I agree that a movie -- or almost any other cultural artifact -- should be judged on the basis of the times and circumstances of its production. It's unfair to judge what people have done in the past through the prism of our own prevailing prejudices. Barbara Field, the African-American historian, was critical of Lincoln's deciding to wait until after Antietam to announce the emancipation of slaves -- this in Ken Burns' documentary on the Civil War. That sort of statement has always irritated me, brimming over with self righteousness. (I wonder how historians will judge us a hundred years from now. I hope they're kinder to us.) So I am willing to take the temporal context into account. The simple fact is that a movie that humanized the enemy would not have been made in 1945 -- or for years afterward for that matter. Steinbeck's script for "The Moon is Down" was criticized for turning a German soldier into something resembling a human being.

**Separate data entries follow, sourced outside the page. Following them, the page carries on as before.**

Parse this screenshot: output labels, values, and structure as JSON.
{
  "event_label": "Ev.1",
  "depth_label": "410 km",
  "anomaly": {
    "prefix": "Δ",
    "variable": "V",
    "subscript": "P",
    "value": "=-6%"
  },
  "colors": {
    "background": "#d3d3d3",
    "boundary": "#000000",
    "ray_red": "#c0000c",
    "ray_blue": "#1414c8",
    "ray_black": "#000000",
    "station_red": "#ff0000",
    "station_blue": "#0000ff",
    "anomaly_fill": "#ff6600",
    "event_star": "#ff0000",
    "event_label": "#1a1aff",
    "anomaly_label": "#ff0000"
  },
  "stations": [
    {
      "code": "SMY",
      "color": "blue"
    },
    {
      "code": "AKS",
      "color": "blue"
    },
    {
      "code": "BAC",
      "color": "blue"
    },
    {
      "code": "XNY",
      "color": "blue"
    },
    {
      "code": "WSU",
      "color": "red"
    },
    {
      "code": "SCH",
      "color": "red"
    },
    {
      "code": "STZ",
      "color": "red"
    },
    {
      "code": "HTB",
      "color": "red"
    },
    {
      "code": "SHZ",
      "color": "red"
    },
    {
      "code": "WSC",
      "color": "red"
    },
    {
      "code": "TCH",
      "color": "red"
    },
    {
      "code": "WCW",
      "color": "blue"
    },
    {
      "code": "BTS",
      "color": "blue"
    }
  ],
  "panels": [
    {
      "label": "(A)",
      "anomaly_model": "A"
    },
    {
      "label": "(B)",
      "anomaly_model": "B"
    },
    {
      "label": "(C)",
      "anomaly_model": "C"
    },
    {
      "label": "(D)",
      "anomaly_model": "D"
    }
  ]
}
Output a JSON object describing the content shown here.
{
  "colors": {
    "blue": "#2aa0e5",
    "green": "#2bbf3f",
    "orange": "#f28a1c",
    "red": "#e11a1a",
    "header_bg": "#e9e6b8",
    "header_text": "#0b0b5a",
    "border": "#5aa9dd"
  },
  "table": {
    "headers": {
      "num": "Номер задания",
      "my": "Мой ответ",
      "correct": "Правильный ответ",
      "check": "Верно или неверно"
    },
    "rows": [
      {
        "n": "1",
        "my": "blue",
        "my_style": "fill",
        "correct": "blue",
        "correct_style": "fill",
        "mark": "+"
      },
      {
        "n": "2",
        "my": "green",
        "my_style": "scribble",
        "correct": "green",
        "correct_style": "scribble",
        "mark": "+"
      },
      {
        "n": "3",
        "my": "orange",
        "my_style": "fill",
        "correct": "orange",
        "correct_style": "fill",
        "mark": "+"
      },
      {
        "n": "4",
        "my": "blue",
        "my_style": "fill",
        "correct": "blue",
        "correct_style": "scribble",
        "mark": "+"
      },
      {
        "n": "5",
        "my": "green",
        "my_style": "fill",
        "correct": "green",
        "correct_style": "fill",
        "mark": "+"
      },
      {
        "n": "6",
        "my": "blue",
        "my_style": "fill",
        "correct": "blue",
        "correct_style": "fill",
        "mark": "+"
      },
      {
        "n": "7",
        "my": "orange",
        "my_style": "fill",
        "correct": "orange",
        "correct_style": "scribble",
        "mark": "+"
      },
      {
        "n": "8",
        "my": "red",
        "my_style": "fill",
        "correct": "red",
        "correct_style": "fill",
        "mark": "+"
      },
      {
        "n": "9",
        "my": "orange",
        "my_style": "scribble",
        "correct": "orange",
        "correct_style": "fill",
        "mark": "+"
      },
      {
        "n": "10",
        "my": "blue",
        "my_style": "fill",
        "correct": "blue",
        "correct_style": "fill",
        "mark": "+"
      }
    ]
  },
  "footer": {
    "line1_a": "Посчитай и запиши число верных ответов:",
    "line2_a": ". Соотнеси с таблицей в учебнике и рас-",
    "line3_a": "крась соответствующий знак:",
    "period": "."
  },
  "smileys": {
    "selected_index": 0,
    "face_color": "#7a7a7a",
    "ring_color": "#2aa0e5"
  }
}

And in "The Desert Fox" (ca. 1950) James Mason's touching performance as Erwin Rommel was blasted. In the later "The Desert Rats," playing Rommel again, Mason was forced to resort to the usual stereotype. How would you feel if you now saw a movie that included a partly sympathetic portrayal of a member of Al Qeda? Given all that, this movie is pretty crummy. The crumminess is not only in the script, although it's certainly there too, but especially in the performances, and most notably in Tom Neal's. He was out of his depth, although the part was simple enough. (He was IN his depth in "Detour".) He doesn't even get the Japanese bow right. The bow is face down, smart and snappy, in real military life. Neal bows slowly from the hips down, keeping his face up all the time, as if involved in some particularly outre tai ji exercise. The make up job is astonishing. And his speech! He evidently has a set of false teeth (all Japs are buck-toothed) which make him sound as if he's speaking through a mouth full of tooth paste. On top of that he struggles desperately to impose a "Japanese" accent which consists mostly of substituting [r] for [l] and vice versa. Let's just say he speaks his lines memorably. Sure it's a racist movie, but it WAS wartime, and it's understandable -- a lot more understandable than rounding up Japanese-American families and shuffling them off to internment camps. THAT manifestation of racism is less justifiable. But the movie is pretty bad nonetheless, unless you can enjoy it as pozlost.